President George W. Bush patted then-FEMA head, Michael D. Brown on the back for a great job during the Katrina un-recovery efforts. Williams Brock Long was appointed to head FEMA by trump who declared he was doing a “fabulous” job in the Puerto Rican un-recovery. I’m thinking if you look at both these president’s racist policies towards Black and Brown people in general, then you can conclude that Brown and Long were doing a great job of following policy.
The levees broke in New Orleans based upon governmental negligence. Unconfirmed reports state that approximately 1800 people died directly or indirectly because of Katrina. The storm’s damage was estimated at $125 billion. One million people were displaced. The Government Accountability Office (GAO) estimated that about $1 billion of the FEMA payouts were fraudulent. Translation to me is that the hustlers who knew the system were the beneficiaries and the others who didn’t have the hook-up were taken through miles of red tape and most never received the funds needed to rebuild. The population of New Orleans was cut in half with many residents never able to return.
Puerto Rico is a colonized island of the U.S. and has no political representation in Congress. Like Katrina, the death toll is under-estimated. We now know the death count is way more than the original count of 64; it’s closer to 5,000. After a year, the island still doesn’t have complete power. There are food shortages and other services are not at capacity. The estimated cost of fully recover is set at $140 billion but Congress has only approved $5 billion in aid.
The World Trade Center is a distant memory. The only way to remember it now is through photographs. In the place of tons of rubble and human carnage has emerged the tallest building in the country at 104 stories, 1 World Trade Center. There’s also a memorial and a museum over 16 acres. The whole project—delayed for years due to infighting—cost about $4 billion, double the original estimate. But who care? It was for a worthy cause.
In rural Pennsylvania, a new structure now sits on the crash site of United Airlines Flight 93. It’s called Tower of Voices, a memorial for the 40 passengers who lost their lives on September 11. There will be 40 chimes on the monument to memorialize their silenced voices.
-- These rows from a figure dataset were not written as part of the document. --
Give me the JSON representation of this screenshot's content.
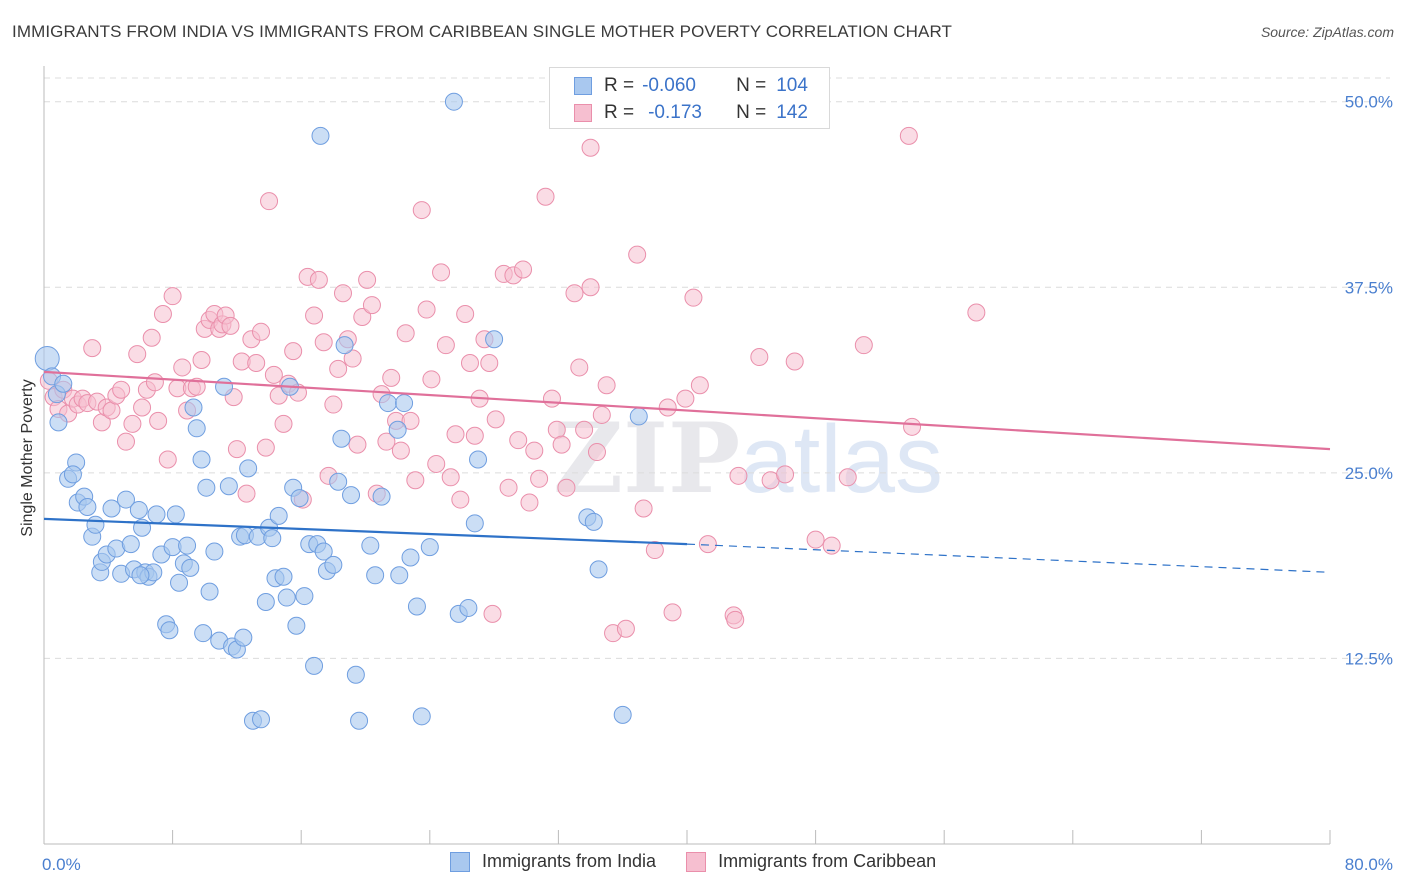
{
  "header": {
    "title": "IMMIGRANTS FROM INDIA VS IMMIGRANTS FROM CARIBBEAN SINGLE MOTHER POVERTY CORRELATION CHART",
    "source": "Source: ZipAtlas.com"
  },
  "watermark": {
    "zip": "ZIP",
    "atlas": "atlas"
  },
  "colors": {
    "india_fill": "#a9c8ef",
    "india_stroke": "#6f9ee0",
    "india_line": "#2e72c8",
    "carib_fill": "#f6bfd0",
    "carib_stroke": "#ea8fab",
    "carib_line": "#e0709a",
    "grid": "#dcdcdc",
    "tick_text": "#4a7fcf"
  },
  "legend_top": {
    "rows": [
      {
        "r_label": "R =",
        "r_value": "-0.060",
        "n_label": "N =",
        "n_value": "104"
      },
      {
        "r_label": "R =",
        "r_value": "-0.173",
        "n_label": "N =",
        "n_value": "142"
      }
    ]
  },
  "legend_bottom": {
    "india": "Immigrants from India",
    "caribbean": "Immigrants from Caribbean"
  },
  "chart_data": {
    "type": "scatter",
    "title": "IMMIGRANTS FROM INDIA VS IMMIGRANTS FROM CARIBBEAN SINGLE MOTHER POVERTY CORRELATION CHART",
    "xlabel": "",
    "ylabel": "Single Mother Poverty",
    "xlim": [
      0,
      80
    ],
    "ylim": [
      0,
      52
    ],
    "x_tick_labels": [
      "0.0%",
      "80.0%"
    ],
    "y_ticks": [
      12.5,
      25.0,
      37.5,
      50.0
    ],
    "y_tick_labels": [
      "12.5%",
      "25.0%",
      "37.5%",
      "50.0%"
    ],
    "grid": true,
    "legend_placement": "top-center",
    "series": [
      {
        "name": "Immigrants from India",
        "R": -0.06,
        "N": 104,
        "trend": {
          "x0": 0,
          "y0": 21.9,
          "x1": 40,
          "y1": 20.2,
          "dashed_to_x": 80,
          "dashed_to_y": 18.3
        },
        "points": [
          [
            0.2,
            32.7
          ],
          [
            0.5,
            31.5
          ],
          [
            0.8,
            30.3
          ],
          [
            1.2,
            31.0
          ],
          [
            0.9,
            28.4
          ],
          [
            1.5,
            24.6
          ],
          [
            2.0,
            25.7
          ],
          [
            1.8,
            24.9
          ],
          [
            2.1,
            23.0
          ],
          [
            2.5,
            23.4
          ],
          [
            2.7,
            22.7
          ],
          [
            3.0,
            20.7
          ],
          [
            3.2,
            21.5
          ],
          [
            3.5,
            18.3
          ],
          [
            3.6,
            19.0
          ],
          [
            3.9,
            19.5
          ],
          [
            4.2,
            22.6
          ],
          [
            4.5,
            19.9
          ],
          [
            4.8,
            18.2
          ],
          [
            5.1,
            23.2
          ],
          [
            5.4,
            20.2
          ],
          [
            5.6,
            18.5
          ],
          [
            5.9,
            22.5
          ],
          [
            6.1,
            21.3
          ],
          [
            6.3,
            18.3
          ],
          [
            6.5,
            18.0
          ],
          [
            6.8,
            18.3
          ],
          [
            7.0,
            22.2
          ],
          [
            7.3,
            19.5
          ],
          [
            7.6,
            14.8
          ],
          [
            7.8,
            14.4
          ],
          [
            8.0,
            20.0
          ],
          [
            8.2,
            22.2
          ],
          [
            8.4,
            17.6
          ],
          [
            8.7,
            18.9
          ],
          [
            8.9,
            20.1
          ],
          [
            9.1,
            18.6
          ],
          [
            9.3,
            29.4
          ],
          [
            9.5,
            28.0
          ],
          [
            9.8,
            25.9
          ],
          [
            9.9,
            14.2
          ],
          [
            10.1,
            24.0
          ],
          [
            10.3,
            17.0
          ],
          [
            10.6,
            19.7
          ],
          [
            10.9,
            13.7
          ],
          [
            11.2,
            30.8
          ],
          [
            11.5,
            24.1
          ],
          [
            11.7,
            13.3
          ],
          [
            12.0,
            13.1
          ],
          [
            12.2,
            20.7
          ],
          [
            12.5,
            20.8
          ],
          [
            12.7,
            25.3
          ],
          [
            13.0,
            8.3
          ],
          [
            13.3,
            20.7
          ],
          [
            13.5,
            8.4
          ],
          [
            13.8,
            16.3
          ],
          [
            14.0,
            21.3
          ],
          [
            14.2,
            20.6
          ],
          [
            14.4,
            17.9
          ],
          [
            14.6,
            22.1
          ],
          [
            14.9,
            18.0
          ],
          [
            15.1,
            16.6
          ],
          [
            15.3,
            30.8
          ],
          [
            15.5,
            24.0
          ],
          [
            15.7,
            14.7
          ],
          [
            15.9,
            23.3
          ],
          [
            16.2,
            16.7
          ],
          [
            16.5,
            20.2
          ],
          [
            16.8,
            12.0
          ],
          [
            17.0,
            20.2
          ],
          [
            17.2,
            47.7
          ],
          [
            17.4,
            19.7
          ],
          [
            17.6,
            18.4
          ],
          [
            18.0,
            18.8
          ],
          [
            18.3,
            24.4
          ],
          [
            18.5,
            27.3
          ],
          [
            18.7,
            33.6
          ],
          [
            19.1,
            23.5
          ],
          [
            19.4,
            11.4
          ],
          [
            19.6,
            8.3
          ],
          [
            20.3,
            20.1
          ],
          [
            20.6,
            18.1
          ],
          [
            21.0,
            23.4
          ],
          [
            21.4,
            29.7
          ],
          [
            22.0,
            27.9
          ],
          [
            22.1,
            18.1
          ],
          [
            22.4,
            29.7
          ],
          [
            22.8,
            19.3
          ],
          [
            23.5,
            8.6
          ],
          [
            24.0,
            20.0
          ],
          [
            25.5,
            50.0
          ],
          [
            25.8,
            15.5
          ],
          [
            26.4,
            15.9
          ],
          [
            26.8,
            21.6
          ],
          [
            27.0,
            25.9
          ],
          [
            28.0,
            34.0
          ],
          [
            33.8,
            22.0
          ],
          [
            34.2,
            21.7
          ],
          [
            34.5,
            18.5
          ],
          [
            36.0,
            8.7
          ],
          [
            37.0,
            28.8
          ],
          [
            6.0,
            18.1
          ],
          [
            12.4,
            13.9
          ],
          [
            23.2,
            16.0
          ]
        ]
      },
      {
        "name": "Immigrants from Caribbean",
        "R": -0.173,
        "N": 142,
        "trend": {
          "x0": 0,
          "y0": 31.8,
          "x1": 80,
          "y1": 26.6
        },
        "points": [
          [
            0.3,
            31.2
          ],
          [
            0.6,
            30.1
          ],
          [
            0.9,
            29.3
          ],
          [
            1.2,
            30.6
          ],
          [
            1.5,
            29.0
          ],
          [
            1.8,
            30.0
          ],
          [
            2.1,
            29.6
          ],
          [
            2.4,
            30.0
          ],
          [
            2.7,
            29.7
          ],
          [
            3.0,
            33.4
          ],
          [
            3.3,
            29.8
          ],
          [
            3.6,
            28.4
          ],
          [
            3.9,
            29.4
          ],
          [
            4.2,
            29.2
          ],
          [
            4.5,
            30.2
          ],
          [
            4.8,
            30.6
          ],
          [
            5.1,
            27.1
          ],
          [
            5.5,
            28.3
          ],
          [
            5.8,
            33.0
          ],
          [
            6.1,
            29.4
          ],
          [
            6.4,
            30.6
          ],
          [
            6.7,
            34.1
          ],
          [
            6.9,
            31.1
          ],
          [
            7.1,
            28.5
          ],
          [
            7.4,
            35.7
          ],
          [
            7.7,
            25.9
          ],
          [
            8.0,
            36.9
          ],
          [
            8.3,
            30.7
          ],
          [
            8.6,
            32.1
          ],
          [
            8.9,
            29.2
          ],
          [
            9.2,
            30.7
          ],
          [
            9.5,
            30.8
          ],
          [
            9.8,
            32.6
          ],
          [
            10.0,
            34.7
          ],
          [
            10.3,
            35.3
          ],
          [
            10.6,
            35.7
          ],
          [
            10.9,
            34.7
          ],
          [
            11.1,
            35.0
          ],
          [
            11.3,
            35.6
          ],
          [
            11.6,
            34.9
          ],
          [
            11.8,
            30.1
          ],
          [
            12.0,
            26.6
          ],
          [
            12.3,
            32.5
          ],
          [
            12.6,
            23.6
          ],
          [
            12.9,
            34.0
          ],
          [
            13.2,
            32.4
          ],
          [
            13.5,
            34.5
          ],
          [
            13.8,
            26.7
          ],
          [
            14.0,
            43.3
          ],
          [
            14.3,
            31.6
          ],
          [
            14.6,
            30.2
          ],
          [
            14.9,
            28.3
          ],
          [
            15.2,
            31.0
          ],
          [
            15.5,
            33.2
          ],
          [
            15.8,
            30.4
          ],
          [
            16.1,
            23.2
          ],
          [
            16.4,
            38.2
          ],
          [
            16.8,
            35.6
          ],
          [
            17.1,
            38.0
          ],
          [
            17.4,
            33.8
          ],
          [
            17.7,
            24.8
          ],
          [
            18.0,
            29.6
          ],
          [
            18.3,
            32.0
          ],
          [
            18.6,
            37.1
          ],
          [
            18.9,
            34.0
          ],
          [
            19.2,
            32.7
          ],
          [
            19.5,
            26.9
          ],
          [
            19.8,
            35.5
          ],
          [
            20.1,
            38.0
          ],
          [
            20.4,
            36.3
          ],
          [
            20.7,
            23.6
          ],
          [
            21.0,
            30.3
          ],
          [
            21.3,
            27.1
          ],
          [
            21.6,
            31.4
          ],
          [
            21.9,
            28.5
          ],
          [
            22.2,
            26.5
          ],
          [
            22.5,
            34.4
          ],
          [
            22.8,
            28.5
          ],
          [
            23.1,
            24.5
          ],
          [
            23.5,
            42.7
          ],
          [
            23.8,
            36.0
          ],
          [
            24.1,
            31.3
          ],
          [
            24.4,
            25.6
          ],
          [
            24.7,
            38.5
          ],
          [
            25.0,
            33.6
          ],
          [
            25.3,
            24.7
          ],
          [
            25.6,
            27.6
          ],
          [
            25.9,
            23.2
          ],
          [
            26.2,
            35.7
          ],
          [
            26.5,
            32.4
          ],
          [
            26.8,
            27.5
          ],
          [
            27.1,
            30.0
          ],
          [
            27.4,
            34.0
          ],
          [
            27.7,
            32.4
          ],
          [
            28.1,
            28.6
          ],
          [
            28.6,
            38.4
          ],
          [
            28.9,
            24.0
          ],
          [
            29.2,
            38.3
          ],
          [
            29.5,
            27.2
          ],
          [
            29.8,
            38.7
          ],
          [
            30.2,
            23.0
          ],
          [
            30.5,
            26.5
          ],
          [
            30.8,
            24.6
          ],
          [
            31.2,
            43.6
          ],
          [
            31.6,
            30.0
          ],
          [
            31.9,
            27.9
          ],
          [
            32.2,
            26.9
          ],
          [
            32.5,
            24.0
          ],
          [
            33.0,
            37.1
          ],
          [
            33.3,
            32.1
          ],
          [
            33.6,
            27.9
          ],
          [
            34.0,
            37.5
          ],
          [
            34.4,
            26.4
          ],
          [
            34.7,
            28.9
          ],
          [
            35.0,
            30.9
          ],
          [
            35.4,
            14.2
          ],
          [
            36.2,
            14.5
          ],
          [
            36.9,
            39.7
          ],
          [
            37.3,
            22.6
          ],
          [
            38.0,
            19.8
          ],
          [
            38.8,
            29.4
          ],
          [
            39.1,
            15.6
          ],
          [
            39.9,
            30.0
          ],
          [
            40.4,
            36.8
          ],
          [
            40.8,
            30.9
          ],
          [
            41.3,
            20.2
          ],
          [
            42.9,
            15.4
          ],
          [
            43.2,
            24.8
          ],
          [
            44.5,
            32.8
          ],
          [
            45.2,
            24.5
          ],
          [
            46.1,
            24.9
          ],
          [
            46.7,
            32.5
          ],
          [
            48.0,
            20.5
          ],
          [
            49.0,
            20.1
          ],
          [
            50.0,
            24.7
          ],
          [
            51.0,
            33.6
          ],
          [
            53.8,
            47.7
          ],
          [
            54.0,
            28.1
          ],
          [
            58.0,
            35.8
          ],
          [
            34.0,
            46.9
          ],
          [
            43.0,
            15.1
          ],
          [
            27.9,
            15.5
          ]
        ]
      }
    ]
  }
}
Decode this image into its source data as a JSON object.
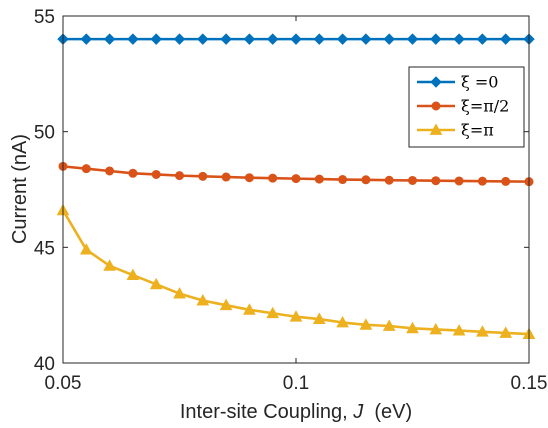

We must fight for meaningful relief of those still living. We must advocate for humble remembrances of the Black and Brown lives tragically lost in disasters, whether man-made or natural.
The grand piano of Fats Domino was almost a casualty of Hurricane Katrina. The piano was literally dismantled piece by piece to be cleaned of mold and debris. It was restored to its original and historic status because somebodies thought it was worth it.
The same passion and serious attention to detail must be applied to the restoration of human lives and their communities. A life is worth more than a piano—even one owned by Fats Domino.